Over time, information on the nature of SF6 as a greenhouse gas became available, and designs for the circuit breakers were improved. Today, many designs for products that use SF6 gas (for insulation only-not for interruption) have leakage rates of the order of 0.1 percent per gas compartment per year, far lower than leakage rates of historic products. For circuit breakers that use SF6 gas for insulation and interruption, the leakage rate of present designs is under 0.5 percent per year.
For a more extensive discussion of SF6 and its properties, and usage in metal-enclosed, medium-voltage switchgear, refer to TechTopics No. 53.
On April 15, 2015, the U.S. Environmental Protection Agency released a report entitled “Inventory of U.S. Greenhouse Gas Emissions and Sinks: 1990-2013”. This report contains a great deal of information (564 pages), but the information in the report that relates to SF6 gas is quite interesting.4
The data indicates that the largest share of greenhouse gas net emissions in 2013 is from combustion of fossil fuels, accounting for approximately 77 percent of total GWPweighted emissions. Of this value, about 40 percent of the CO2 from fossil fuel combustion came from use of fossil fuels for generation of electricity.5
The report indicates that total net emissions of SF6 in 2013 were 6.9 MMT CO2-equivalent (million metric tons CO2-equivalent), of which net emissions in electrical transmission and distribution were 5.1 MMT CO2-equivalent and the remainder of the emissions were from magnesium production and processing and from semiconductor manufacture.6
Also for 2013, total emissions and sinks (i.e., net emissions) of greenhouse gases were reported as 5,791.2 MMT CO2-equivalent. Therefore, net emissions of SF6 comprised 5.1/5791.2 = 0.088 percent (less than 0.1 percent) of total net emissions in the U.S.7
Total net emissions for 1990 were shown as 5,525.2 MMT CO2-equivalent, and the emissions of electrical transmission and distribution were 25.4 MMT CO2-equivalent.
Thus, the data shows that the emissions from electrical transmission and distribution declined 79.9 percent from 1990 to 2013!
The EPA report supports the opinion that emissions of SF6 gas from modern designs of high-voltage and medium-voltage switchgear and circuit breakers is not a significant factor in global warming and climate change.
Switchgear and circuit breaker manufacturers have been researching alternatives to SF6 gas for many years, but this work has not resulted in a suitable substitute.
At this time, there is no indication that the U.S. EPA will restrict the use of SF6 in electrical equipment. The California Air Resources Board (CARB) has mandated that leakage of SF6 be reduced to one percent in 2020. The Siemens types 8DA and 8DB medium-voltage, gas-insulated switchgear designs, with a leakage rate of less than 0.1 percent per year, are already below the 2020 limits mandated by CARB.

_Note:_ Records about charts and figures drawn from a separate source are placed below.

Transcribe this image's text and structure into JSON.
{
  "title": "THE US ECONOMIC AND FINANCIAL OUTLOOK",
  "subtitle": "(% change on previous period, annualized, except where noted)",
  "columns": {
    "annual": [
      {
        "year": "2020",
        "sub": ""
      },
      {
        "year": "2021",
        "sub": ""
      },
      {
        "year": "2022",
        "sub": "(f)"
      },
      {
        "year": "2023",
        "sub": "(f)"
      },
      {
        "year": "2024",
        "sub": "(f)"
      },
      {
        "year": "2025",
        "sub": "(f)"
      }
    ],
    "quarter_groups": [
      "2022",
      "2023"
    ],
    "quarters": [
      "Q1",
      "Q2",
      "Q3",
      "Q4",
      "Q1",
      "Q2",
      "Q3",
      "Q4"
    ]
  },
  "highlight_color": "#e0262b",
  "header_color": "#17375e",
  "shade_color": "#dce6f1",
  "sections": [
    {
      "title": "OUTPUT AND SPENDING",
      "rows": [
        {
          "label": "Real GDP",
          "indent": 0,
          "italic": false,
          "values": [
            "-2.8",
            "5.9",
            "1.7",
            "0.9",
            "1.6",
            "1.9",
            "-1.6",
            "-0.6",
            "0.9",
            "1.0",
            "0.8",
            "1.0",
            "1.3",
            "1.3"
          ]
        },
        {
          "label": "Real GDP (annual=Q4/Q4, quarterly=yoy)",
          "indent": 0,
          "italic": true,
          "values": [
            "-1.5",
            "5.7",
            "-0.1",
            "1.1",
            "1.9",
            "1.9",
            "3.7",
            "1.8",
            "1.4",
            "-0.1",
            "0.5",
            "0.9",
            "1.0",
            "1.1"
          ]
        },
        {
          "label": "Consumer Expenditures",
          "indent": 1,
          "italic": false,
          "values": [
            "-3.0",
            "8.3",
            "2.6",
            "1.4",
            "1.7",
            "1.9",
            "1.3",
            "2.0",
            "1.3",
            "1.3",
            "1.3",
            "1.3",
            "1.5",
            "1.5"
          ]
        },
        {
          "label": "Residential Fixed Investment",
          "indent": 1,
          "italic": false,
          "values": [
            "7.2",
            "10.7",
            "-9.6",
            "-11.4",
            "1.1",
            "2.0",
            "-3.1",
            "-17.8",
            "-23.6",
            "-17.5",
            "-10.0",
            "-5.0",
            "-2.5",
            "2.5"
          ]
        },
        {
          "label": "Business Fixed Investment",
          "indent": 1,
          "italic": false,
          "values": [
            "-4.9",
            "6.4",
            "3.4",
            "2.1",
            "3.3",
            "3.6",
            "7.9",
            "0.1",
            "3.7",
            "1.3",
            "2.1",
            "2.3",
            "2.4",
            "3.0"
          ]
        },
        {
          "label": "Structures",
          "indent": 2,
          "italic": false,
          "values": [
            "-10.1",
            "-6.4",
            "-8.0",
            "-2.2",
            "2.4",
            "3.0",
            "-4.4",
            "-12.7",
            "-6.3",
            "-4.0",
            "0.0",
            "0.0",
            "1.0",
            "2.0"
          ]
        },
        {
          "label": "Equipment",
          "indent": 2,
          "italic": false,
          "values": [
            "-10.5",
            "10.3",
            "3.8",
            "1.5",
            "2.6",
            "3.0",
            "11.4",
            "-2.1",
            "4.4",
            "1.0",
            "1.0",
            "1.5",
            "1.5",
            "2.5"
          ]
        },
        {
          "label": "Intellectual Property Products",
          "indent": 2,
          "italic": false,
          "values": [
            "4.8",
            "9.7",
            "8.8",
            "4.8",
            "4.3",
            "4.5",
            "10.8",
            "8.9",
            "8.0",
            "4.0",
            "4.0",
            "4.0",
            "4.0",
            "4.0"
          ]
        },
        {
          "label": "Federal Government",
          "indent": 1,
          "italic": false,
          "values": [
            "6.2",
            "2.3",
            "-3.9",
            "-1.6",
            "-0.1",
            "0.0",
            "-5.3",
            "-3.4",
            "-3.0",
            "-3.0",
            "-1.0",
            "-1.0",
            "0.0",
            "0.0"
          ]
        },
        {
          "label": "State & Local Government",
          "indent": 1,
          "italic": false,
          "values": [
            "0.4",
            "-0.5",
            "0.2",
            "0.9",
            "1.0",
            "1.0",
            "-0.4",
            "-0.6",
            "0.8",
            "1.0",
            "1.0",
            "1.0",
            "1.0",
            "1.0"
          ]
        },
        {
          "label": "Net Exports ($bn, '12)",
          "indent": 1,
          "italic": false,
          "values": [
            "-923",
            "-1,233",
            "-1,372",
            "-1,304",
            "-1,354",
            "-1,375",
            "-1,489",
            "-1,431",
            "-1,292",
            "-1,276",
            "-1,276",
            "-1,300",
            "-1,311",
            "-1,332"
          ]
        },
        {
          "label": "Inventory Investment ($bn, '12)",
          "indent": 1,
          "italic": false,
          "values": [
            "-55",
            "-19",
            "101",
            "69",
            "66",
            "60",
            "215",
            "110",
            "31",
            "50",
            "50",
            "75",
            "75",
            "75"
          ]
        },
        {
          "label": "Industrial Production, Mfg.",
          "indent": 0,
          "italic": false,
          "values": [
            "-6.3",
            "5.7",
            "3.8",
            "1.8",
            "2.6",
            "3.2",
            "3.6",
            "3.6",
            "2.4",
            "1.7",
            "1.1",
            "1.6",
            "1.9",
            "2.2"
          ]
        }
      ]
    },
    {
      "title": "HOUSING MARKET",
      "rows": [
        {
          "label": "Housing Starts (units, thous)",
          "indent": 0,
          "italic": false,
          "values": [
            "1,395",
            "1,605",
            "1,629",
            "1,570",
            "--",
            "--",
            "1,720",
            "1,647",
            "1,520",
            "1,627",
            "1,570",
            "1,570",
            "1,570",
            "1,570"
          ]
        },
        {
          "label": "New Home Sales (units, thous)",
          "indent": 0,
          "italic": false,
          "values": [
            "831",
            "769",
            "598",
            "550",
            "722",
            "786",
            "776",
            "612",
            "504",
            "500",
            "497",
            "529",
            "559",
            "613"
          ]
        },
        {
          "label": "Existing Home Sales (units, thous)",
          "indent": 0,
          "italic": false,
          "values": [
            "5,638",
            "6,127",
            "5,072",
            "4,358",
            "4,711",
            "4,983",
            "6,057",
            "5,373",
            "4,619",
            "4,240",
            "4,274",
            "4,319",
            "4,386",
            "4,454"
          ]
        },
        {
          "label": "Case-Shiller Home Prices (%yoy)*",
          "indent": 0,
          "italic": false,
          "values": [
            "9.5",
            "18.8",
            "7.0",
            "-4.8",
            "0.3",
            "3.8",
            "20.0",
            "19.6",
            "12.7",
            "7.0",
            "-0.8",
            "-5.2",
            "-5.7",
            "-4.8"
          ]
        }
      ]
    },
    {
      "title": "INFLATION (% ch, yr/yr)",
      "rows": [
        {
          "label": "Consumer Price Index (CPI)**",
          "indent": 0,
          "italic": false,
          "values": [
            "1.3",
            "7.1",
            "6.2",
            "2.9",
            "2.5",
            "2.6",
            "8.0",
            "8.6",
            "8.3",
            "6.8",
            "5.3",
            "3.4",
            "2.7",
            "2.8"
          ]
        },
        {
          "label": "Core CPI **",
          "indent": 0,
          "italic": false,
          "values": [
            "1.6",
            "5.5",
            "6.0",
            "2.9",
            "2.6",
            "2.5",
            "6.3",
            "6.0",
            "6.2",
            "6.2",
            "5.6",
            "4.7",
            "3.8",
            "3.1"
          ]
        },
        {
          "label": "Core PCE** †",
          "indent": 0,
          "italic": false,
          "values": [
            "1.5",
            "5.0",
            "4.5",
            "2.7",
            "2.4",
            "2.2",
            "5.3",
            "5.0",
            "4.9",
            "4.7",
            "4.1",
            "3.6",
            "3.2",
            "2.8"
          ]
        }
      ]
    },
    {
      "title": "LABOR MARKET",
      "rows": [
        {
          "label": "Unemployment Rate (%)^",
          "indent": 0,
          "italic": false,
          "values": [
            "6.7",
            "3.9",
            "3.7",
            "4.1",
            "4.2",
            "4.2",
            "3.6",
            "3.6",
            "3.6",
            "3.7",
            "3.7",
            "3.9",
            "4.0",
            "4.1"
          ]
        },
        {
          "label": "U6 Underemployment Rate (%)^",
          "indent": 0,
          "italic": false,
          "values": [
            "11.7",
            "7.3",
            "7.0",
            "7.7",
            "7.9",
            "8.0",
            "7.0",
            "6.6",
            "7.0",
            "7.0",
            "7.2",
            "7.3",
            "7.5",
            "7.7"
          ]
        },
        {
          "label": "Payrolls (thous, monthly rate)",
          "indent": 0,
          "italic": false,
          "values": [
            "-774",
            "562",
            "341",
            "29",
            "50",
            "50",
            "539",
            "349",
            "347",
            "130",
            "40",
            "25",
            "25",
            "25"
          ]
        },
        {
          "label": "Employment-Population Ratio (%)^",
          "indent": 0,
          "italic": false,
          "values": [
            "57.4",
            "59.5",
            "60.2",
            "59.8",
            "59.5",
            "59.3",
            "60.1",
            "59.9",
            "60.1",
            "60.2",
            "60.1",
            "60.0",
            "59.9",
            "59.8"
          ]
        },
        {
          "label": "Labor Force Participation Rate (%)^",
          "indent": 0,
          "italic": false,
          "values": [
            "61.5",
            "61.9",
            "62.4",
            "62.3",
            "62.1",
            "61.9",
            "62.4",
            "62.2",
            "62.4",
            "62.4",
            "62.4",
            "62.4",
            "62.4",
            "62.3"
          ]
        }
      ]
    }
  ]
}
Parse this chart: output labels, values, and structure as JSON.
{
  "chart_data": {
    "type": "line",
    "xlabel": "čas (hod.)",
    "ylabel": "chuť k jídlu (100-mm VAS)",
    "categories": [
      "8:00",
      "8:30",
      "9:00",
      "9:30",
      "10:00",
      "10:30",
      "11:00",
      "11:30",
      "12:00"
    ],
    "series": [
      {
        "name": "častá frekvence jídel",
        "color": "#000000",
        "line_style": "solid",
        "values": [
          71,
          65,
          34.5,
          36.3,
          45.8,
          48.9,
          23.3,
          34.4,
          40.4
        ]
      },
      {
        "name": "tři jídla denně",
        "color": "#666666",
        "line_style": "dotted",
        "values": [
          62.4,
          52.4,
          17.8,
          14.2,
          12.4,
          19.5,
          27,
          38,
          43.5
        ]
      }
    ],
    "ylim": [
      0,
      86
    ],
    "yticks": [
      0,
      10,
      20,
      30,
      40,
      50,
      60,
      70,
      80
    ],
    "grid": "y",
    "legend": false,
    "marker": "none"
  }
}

CARB also instituted inventory reporting requirements for owners of SF6 or equipment using SF6, applicable to owners with 17,800 lbs of SF6. 17,800 lbs of SF6 gas is about the amount of gas in 2,700 units of single-bus type 8DA switchgear, or about 1,400 units of double-bus type 8DB switchgear.
There are no known efforts to impose a tax on SF6 usage. The Australian government enacted such a tax in 2013 but rescinded the tax in mid-2014.